Pour cette nouvelle édition du Prix littéraire On’, nos jurés se sont penchés sur six romans de la rentrée littéraire de septembre 2020. Toutes les deux semaines, découvrez ce qu’ils ont pensé des livres en compétition. Au programme cette semaine : Ce qu’il faut de nuit de Laurent Petitmangin, aux éditions La Manufacture de Livres.

Résumé : C’est l’histoire d’un père qui élève seul ses deux fils. Les années passent, et les enfants grandissent. Ils choisissent ce qui a de l’importance à leurs yeux, ceux qu’ils sont en train de devenir. Ils agissent comme des hommes. Et pourtant, ce ne sont encore que des gosses. C’est une histoire de famille et de convictions, de choix et de sentiments ébranlés, une plongée dans le cœur de trois hommes.

Aymée Nakasato : « Mon roman coup de cœur »

Ce qu’il faut de nuit est mon roman coup de cœur de l’année 2020. Un livre que je n’ai pas eu envie de fermer et qui me marquera encore longtemps. C’est l’histoire d’amour contrariée entre un père veuf et ses 2 fils, racontée par la voix du père mais qui laisse tout de même la place aux autres personnages et à leurs contradictions. Le titre, Ce qu’il faut de nuit, fait à la fois référence au clair-obscur de cette histoire d’amour paternel mais aussi à « un destin qui puisse s’opérer pour qu’on puisse se révéler », comme le déclare l’auteur lui-même.

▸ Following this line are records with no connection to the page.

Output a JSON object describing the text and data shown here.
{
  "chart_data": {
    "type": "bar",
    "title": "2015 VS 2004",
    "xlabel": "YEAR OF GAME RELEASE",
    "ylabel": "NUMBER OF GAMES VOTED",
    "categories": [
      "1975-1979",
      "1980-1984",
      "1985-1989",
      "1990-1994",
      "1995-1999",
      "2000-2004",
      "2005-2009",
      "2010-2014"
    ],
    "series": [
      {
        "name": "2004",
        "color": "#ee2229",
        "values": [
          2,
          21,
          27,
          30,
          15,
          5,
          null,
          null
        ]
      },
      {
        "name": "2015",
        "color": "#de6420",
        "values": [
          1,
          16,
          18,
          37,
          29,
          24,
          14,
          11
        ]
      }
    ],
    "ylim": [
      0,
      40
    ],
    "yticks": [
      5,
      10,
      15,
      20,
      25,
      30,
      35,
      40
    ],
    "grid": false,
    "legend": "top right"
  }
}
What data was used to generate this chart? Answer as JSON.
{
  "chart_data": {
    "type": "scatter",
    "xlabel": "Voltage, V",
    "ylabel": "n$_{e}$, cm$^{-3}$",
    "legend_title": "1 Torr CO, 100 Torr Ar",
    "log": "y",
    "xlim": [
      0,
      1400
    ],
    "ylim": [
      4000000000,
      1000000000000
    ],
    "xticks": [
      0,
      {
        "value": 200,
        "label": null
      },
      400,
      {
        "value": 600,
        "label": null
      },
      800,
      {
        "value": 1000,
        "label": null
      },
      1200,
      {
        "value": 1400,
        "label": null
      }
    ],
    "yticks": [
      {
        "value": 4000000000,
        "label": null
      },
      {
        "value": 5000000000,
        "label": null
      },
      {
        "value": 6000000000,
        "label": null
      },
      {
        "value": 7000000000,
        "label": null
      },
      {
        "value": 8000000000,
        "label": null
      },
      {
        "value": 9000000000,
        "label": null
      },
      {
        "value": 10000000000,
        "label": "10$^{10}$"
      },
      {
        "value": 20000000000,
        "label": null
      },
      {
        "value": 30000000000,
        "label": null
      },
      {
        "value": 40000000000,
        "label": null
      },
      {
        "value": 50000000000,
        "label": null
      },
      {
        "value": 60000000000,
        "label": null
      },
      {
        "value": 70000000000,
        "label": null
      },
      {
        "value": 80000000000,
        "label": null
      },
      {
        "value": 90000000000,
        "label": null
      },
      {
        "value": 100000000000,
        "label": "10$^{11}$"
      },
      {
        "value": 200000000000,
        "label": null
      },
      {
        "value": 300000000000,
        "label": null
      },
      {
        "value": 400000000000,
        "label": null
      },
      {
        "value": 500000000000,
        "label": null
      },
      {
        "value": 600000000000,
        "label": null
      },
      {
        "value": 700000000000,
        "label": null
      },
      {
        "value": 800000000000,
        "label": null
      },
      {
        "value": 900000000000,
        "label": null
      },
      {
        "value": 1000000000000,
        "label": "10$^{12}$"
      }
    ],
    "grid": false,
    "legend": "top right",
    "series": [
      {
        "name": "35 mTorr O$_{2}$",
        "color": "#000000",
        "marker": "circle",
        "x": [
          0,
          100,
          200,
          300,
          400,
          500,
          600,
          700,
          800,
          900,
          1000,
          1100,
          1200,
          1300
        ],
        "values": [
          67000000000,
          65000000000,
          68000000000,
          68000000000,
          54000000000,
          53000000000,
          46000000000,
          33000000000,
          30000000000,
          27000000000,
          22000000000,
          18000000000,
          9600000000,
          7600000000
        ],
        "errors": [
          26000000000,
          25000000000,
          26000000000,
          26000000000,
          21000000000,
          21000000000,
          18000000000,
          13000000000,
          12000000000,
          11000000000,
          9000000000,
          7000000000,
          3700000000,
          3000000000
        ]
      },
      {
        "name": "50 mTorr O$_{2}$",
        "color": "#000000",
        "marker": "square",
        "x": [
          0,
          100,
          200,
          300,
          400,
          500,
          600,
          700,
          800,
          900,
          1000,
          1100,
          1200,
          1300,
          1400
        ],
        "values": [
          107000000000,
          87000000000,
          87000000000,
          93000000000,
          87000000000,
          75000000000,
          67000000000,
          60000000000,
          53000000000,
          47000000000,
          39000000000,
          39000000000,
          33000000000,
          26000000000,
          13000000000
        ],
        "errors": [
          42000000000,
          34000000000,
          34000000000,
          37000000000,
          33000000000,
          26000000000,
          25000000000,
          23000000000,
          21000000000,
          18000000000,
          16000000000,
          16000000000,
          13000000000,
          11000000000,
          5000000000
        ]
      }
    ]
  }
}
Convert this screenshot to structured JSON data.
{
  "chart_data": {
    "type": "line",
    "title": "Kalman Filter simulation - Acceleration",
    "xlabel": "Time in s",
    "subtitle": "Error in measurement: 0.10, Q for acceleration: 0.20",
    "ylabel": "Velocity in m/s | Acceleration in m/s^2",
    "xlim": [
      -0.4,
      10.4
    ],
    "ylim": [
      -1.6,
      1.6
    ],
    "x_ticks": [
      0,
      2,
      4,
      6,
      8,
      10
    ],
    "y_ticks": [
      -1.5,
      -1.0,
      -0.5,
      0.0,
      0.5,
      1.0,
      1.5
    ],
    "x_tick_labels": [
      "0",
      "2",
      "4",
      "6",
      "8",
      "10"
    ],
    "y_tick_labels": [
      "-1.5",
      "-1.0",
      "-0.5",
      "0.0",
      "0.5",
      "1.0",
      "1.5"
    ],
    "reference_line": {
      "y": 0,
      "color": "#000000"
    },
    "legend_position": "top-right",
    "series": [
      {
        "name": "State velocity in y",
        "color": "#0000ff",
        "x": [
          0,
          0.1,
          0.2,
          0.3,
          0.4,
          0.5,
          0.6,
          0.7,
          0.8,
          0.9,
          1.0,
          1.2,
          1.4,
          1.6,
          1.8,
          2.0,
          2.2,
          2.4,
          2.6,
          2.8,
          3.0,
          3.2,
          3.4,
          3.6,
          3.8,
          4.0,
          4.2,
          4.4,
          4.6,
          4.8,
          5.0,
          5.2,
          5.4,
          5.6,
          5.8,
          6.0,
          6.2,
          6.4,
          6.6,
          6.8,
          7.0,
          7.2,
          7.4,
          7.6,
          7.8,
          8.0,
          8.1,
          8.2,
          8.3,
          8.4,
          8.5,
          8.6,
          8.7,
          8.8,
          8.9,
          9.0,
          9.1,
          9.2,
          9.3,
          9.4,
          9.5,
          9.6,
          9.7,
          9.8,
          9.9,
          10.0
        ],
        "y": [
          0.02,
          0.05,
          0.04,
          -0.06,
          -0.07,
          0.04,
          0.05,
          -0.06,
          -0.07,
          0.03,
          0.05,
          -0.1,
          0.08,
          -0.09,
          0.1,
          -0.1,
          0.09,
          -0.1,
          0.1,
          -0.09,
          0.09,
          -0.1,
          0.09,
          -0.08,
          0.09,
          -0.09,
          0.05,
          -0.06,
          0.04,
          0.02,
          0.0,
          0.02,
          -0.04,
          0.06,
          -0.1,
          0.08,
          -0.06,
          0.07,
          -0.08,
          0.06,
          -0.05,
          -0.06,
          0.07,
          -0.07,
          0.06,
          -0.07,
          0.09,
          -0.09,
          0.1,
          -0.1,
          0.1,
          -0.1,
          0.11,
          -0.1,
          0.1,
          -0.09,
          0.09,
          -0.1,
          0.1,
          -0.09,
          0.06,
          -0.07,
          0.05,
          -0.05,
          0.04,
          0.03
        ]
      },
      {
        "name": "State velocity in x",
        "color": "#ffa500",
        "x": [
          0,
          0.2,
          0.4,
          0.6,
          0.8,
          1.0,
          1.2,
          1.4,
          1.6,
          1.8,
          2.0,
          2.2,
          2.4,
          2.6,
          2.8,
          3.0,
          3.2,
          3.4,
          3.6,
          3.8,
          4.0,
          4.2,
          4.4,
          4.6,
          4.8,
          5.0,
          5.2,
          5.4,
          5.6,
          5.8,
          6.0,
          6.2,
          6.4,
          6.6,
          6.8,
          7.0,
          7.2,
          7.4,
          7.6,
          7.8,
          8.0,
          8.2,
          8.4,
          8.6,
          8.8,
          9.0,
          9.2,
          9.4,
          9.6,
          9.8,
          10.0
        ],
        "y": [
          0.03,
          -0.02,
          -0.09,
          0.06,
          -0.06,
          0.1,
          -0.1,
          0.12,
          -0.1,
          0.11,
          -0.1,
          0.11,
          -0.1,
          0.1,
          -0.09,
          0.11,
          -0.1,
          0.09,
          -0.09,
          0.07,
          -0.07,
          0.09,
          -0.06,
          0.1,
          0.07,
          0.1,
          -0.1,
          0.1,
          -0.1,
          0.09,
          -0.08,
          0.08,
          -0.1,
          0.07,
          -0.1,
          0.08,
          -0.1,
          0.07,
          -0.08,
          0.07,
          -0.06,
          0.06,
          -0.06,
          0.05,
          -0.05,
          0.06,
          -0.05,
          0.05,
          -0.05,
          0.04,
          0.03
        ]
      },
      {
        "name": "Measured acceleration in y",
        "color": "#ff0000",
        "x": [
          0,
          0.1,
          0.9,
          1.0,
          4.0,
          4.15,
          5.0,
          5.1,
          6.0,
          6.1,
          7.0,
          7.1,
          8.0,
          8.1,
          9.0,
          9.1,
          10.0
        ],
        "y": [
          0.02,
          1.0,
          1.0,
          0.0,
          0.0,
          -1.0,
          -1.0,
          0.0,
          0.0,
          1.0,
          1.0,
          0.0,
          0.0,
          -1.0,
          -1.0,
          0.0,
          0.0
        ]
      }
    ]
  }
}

Ce roman retrace la déception d’un père qui a toujours milité à gauche face à l’engagement de l’un ses fils, Fus, dans la jeunesse frontiste. Suite à un événement tragique qui fait que « la situation peut déraper, échapper aux personnages », le père va penser un instant son fils mort et c’est cette part de nuit qui a permis à ce père d’aimer de nouveau complètement son fils.

Au-delà de cette histoire d’amour, le roman s’inscrit dans un contexte social et politique. Tel que l’avait fait Nicolas Mathieu à travers Leurs enfants après eux, Prix Goncourt 2018, ce petit bijou littéraire est la preuve qu’un roman peut tout aussi bien dépeindre les conséquences de la désindustrialisation sur la classe ouvrière française qu’une analyse sociologique. Cette histoire d’amour familial complexe laisse tout de même place à une vie définie comme « belle », et ce jusqu’à la fin du récit, celle qu’on a choisie pendant la grande majorité de notre vie : « Je ne regrette rien de ma vie, en tout cas pas celle que nous avons vécue ensemble. Je pense que ça a été une belle vie. Les autres diront une vie de merde, une vie de drame et de douleur, moi je dis, une belle vie ». 

Ce coup de cœur est aussi partagé dans le monde de l’édition et auprès du grand public car après ce premier roman, Laurent Petitmangin compte désormais se consacrer pleinement à l’écriture à 56 ans, préférant la profession d’écrivain à celle d’ingénieur chez Air France.

Estelle Cocco : « Une belle surprise littéraire »

Ma lecture de Ce qu’il faut de nuit s’est avérée surprenante. Tout sauf séduite par la quatrième de couverture, les premières pages du roman et le style « rural » adopté par l’auteur, certainement pour coller au rang social des protagonistes, ont confirmé ma réticence. Puis, au fil des pages tournées, une belle surprise littéraire s’est dévoilée.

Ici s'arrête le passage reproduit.